Email delivery problems:

  1. Check MX records — are mail servers listed?
  2. Verify priority values (lower = higher priority)
  3. Check TXT records for SPF — missing SPF causes spam rejections
  4. Look for DKIM keys in TXT records (usually at default._domainkey.example.com)
  5. Check _dmarc.example.com TXT record for DMARC policy

SSL certificate issuance (Let’s Encrypt ACME): DNS-01 challenges require a TXT record at _acme-challenge.<domain> with a specific token value. Look this up to verify the challenge token is correctly published before your CA checks it.

Subdomain not resolving: Check if there’s an A record for the subdomain, or a CNAME pointing to the parent. Remember that CNAME records at the apex (example.com) are not valid — use an A record there.

Frequently Asked Questions

How long does DNS propagation take? DNS propagation depends on the TTL of the old record. If the old record had a 1-hour TTL, some resolvers may serve the old value for up to 1 hour after you make a change. Global propagation with a 300s TTL typically completes within 5–10 minutes. With a 24-hour TTL, propagation can take up to 24 hours. Always lower TTLs well before planned changes.
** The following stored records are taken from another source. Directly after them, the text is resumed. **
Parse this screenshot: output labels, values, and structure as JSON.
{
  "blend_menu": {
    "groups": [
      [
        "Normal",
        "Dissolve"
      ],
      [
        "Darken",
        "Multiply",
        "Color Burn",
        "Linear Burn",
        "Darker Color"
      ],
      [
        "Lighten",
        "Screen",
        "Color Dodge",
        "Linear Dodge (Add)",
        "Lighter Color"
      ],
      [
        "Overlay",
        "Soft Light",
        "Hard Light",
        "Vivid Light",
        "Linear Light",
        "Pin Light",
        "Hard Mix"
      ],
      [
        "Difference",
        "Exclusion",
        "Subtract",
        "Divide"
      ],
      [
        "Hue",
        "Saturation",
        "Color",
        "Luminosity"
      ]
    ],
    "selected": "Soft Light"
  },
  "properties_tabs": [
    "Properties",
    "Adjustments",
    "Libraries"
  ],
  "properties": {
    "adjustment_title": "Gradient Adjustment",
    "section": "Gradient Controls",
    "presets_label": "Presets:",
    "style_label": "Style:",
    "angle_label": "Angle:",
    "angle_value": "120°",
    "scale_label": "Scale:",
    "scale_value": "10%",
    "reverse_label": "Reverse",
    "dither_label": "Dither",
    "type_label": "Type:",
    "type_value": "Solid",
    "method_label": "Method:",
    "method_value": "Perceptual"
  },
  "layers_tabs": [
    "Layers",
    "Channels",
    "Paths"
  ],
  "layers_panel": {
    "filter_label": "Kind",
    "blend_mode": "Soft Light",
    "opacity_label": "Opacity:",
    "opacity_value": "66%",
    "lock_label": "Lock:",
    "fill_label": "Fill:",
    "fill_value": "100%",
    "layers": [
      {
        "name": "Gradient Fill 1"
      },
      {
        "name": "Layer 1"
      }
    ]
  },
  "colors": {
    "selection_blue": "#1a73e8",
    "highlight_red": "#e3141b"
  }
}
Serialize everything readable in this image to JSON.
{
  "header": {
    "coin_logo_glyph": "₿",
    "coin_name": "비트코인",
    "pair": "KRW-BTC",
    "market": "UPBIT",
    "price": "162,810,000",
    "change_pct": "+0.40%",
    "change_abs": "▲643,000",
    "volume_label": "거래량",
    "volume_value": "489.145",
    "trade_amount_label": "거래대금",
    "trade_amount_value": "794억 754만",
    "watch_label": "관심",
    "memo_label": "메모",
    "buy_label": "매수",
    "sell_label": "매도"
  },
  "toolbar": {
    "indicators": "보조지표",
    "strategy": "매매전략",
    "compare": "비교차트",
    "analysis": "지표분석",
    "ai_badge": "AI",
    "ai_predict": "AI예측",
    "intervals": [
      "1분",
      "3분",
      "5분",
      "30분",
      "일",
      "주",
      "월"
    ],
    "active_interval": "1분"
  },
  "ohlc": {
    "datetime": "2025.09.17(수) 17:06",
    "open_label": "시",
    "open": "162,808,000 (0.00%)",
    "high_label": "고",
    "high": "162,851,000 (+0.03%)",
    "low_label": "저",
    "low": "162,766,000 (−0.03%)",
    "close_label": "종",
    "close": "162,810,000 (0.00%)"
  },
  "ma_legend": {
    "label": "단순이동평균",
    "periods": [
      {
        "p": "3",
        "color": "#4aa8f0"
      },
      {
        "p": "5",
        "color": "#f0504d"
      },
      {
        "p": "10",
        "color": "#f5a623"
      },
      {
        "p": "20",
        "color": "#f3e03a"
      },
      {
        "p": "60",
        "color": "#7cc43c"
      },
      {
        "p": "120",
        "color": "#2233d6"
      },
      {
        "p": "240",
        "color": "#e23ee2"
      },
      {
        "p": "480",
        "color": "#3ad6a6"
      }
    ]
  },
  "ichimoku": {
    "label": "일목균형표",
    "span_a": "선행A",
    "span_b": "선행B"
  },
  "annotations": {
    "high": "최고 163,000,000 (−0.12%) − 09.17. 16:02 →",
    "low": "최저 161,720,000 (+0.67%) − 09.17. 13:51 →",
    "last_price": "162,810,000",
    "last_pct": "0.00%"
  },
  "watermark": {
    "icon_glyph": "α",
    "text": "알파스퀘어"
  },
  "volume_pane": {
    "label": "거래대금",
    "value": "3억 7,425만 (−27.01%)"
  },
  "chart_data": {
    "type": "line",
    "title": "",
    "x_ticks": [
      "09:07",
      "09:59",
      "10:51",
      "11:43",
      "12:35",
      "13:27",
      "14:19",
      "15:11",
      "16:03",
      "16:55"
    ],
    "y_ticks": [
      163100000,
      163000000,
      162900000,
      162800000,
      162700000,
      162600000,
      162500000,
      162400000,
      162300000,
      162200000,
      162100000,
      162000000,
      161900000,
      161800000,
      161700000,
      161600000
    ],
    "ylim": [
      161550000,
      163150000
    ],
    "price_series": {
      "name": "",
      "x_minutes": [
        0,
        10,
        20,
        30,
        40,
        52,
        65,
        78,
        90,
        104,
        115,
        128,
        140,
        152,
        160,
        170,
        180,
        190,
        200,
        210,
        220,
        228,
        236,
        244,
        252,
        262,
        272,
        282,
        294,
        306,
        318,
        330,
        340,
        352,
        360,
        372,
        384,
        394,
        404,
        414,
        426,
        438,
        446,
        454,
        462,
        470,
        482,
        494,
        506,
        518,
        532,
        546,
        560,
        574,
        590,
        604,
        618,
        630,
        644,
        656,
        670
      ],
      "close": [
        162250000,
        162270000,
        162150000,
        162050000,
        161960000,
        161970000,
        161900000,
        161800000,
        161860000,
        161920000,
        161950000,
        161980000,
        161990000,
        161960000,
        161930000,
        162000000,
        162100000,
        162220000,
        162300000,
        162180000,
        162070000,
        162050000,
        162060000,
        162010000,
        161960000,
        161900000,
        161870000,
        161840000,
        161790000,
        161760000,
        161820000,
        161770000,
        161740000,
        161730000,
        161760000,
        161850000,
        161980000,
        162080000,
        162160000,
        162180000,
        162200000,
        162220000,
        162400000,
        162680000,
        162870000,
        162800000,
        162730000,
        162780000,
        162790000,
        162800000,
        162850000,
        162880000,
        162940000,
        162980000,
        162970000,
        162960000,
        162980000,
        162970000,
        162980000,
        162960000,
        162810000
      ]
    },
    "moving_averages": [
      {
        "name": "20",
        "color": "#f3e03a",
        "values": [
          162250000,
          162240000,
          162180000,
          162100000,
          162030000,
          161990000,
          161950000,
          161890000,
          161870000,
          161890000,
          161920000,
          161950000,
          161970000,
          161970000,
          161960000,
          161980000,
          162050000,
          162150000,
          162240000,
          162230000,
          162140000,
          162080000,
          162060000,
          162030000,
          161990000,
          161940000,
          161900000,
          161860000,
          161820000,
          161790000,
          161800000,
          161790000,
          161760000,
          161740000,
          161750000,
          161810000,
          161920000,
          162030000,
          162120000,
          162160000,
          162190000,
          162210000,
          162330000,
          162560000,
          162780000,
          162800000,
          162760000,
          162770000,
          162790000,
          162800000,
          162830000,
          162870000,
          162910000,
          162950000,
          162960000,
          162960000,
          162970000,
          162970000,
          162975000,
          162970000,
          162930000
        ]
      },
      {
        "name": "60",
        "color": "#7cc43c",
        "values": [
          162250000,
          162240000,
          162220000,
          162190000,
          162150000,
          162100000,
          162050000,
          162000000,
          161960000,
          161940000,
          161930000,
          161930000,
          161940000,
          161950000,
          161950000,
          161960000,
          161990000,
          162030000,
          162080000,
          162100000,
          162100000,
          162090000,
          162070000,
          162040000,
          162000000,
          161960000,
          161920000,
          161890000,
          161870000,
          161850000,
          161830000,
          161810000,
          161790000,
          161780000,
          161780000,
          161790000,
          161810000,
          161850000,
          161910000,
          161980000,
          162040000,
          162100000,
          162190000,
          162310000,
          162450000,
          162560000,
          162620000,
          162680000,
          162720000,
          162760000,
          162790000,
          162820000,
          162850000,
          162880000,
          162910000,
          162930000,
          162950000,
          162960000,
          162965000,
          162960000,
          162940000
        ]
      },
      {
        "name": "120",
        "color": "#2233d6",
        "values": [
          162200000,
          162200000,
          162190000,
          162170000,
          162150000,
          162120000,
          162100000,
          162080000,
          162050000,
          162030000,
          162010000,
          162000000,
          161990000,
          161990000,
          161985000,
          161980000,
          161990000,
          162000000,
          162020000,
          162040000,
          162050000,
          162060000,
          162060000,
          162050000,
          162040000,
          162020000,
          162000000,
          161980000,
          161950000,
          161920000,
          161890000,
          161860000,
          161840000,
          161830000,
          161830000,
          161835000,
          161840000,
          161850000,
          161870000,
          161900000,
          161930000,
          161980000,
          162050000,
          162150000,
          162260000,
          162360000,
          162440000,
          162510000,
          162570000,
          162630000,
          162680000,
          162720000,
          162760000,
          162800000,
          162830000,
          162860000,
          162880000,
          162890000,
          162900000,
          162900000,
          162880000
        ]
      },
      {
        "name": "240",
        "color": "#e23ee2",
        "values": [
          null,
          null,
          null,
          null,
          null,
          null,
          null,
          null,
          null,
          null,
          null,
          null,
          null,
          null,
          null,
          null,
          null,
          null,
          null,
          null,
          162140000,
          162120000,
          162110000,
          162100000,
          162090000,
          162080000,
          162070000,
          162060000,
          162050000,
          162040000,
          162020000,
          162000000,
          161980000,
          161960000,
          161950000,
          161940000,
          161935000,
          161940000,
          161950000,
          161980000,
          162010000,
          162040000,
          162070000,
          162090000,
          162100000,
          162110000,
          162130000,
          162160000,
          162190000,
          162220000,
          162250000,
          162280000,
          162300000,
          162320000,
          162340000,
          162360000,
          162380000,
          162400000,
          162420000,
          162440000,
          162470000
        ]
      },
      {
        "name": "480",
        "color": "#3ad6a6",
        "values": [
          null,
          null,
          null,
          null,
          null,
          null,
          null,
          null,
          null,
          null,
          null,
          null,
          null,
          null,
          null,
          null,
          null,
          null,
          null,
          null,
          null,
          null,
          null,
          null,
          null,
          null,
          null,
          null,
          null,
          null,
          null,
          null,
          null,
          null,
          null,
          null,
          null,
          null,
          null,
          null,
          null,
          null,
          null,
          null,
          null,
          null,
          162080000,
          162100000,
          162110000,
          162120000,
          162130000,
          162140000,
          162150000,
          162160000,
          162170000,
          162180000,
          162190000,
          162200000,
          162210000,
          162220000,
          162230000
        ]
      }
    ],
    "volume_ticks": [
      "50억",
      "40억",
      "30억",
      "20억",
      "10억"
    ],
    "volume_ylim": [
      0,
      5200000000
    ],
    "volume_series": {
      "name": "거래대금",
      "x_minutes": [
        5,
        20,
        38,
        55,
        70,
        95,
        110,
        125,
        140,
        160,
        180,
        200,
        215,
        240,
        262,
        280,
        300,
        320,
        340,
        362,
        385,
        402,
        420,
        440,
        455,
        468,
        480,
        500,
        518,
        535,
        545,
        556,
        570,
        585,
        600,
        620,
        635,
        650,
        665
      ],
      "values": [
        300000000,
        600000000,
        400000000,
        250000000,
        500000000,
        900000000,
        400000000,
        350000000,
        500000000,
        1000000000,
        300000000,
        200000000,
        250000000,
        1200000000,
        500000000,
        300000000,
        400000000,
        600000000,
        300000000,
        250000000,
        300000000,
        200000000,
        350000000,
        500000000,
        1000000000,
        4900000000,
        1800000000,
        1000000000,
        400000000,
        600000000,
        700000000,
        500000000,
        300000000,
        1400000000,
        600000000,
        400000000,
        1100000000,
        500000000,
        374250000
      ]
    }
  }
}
What is DNSSEC? DNSSEC (DNS Security Extensions) adds cryptographic signatures to DNS records, allowing resolvers to verify that responses are authentic and have not been tampered with. DNSSEC protects against cache poisoning attacks. This tool queries raw DNS records including DNSSEC signatures, though it does not validate them.

Why do I see different results from different DNS resolvers? DNS resolvers cache records for their TTL duration. If you recently changed a record, different resolvers may still serve the old cached value. Additionally, some resolvers filter or block certain domains (malware-blocking resolvers, parental controls). Using multiple resolvers is a good way to diagnose propagation issues.

What is a wildcard DNS record? A wildcard record (e.g. *.example.com) matches any subdomain that doesn’t have a more specific record. For example, *.example.com with an A record means anything.example.com resolves to that IP, unless a more specific record exists. Wildcards appear with an asterisk in the record name.

Why does my CNAME not work at the root domain? The DNS standard (RFC 1912) prohibits CNAME records at the zone apex because other record types (like SOA and NS) must exist there, and CNAMEs cannot coexist with other records. Some DNS providers offer a proprietary extension called ALIAS, ANAME, or CNAME flattening that works around this limitation by resolving the CNAME target and returning its A records directly.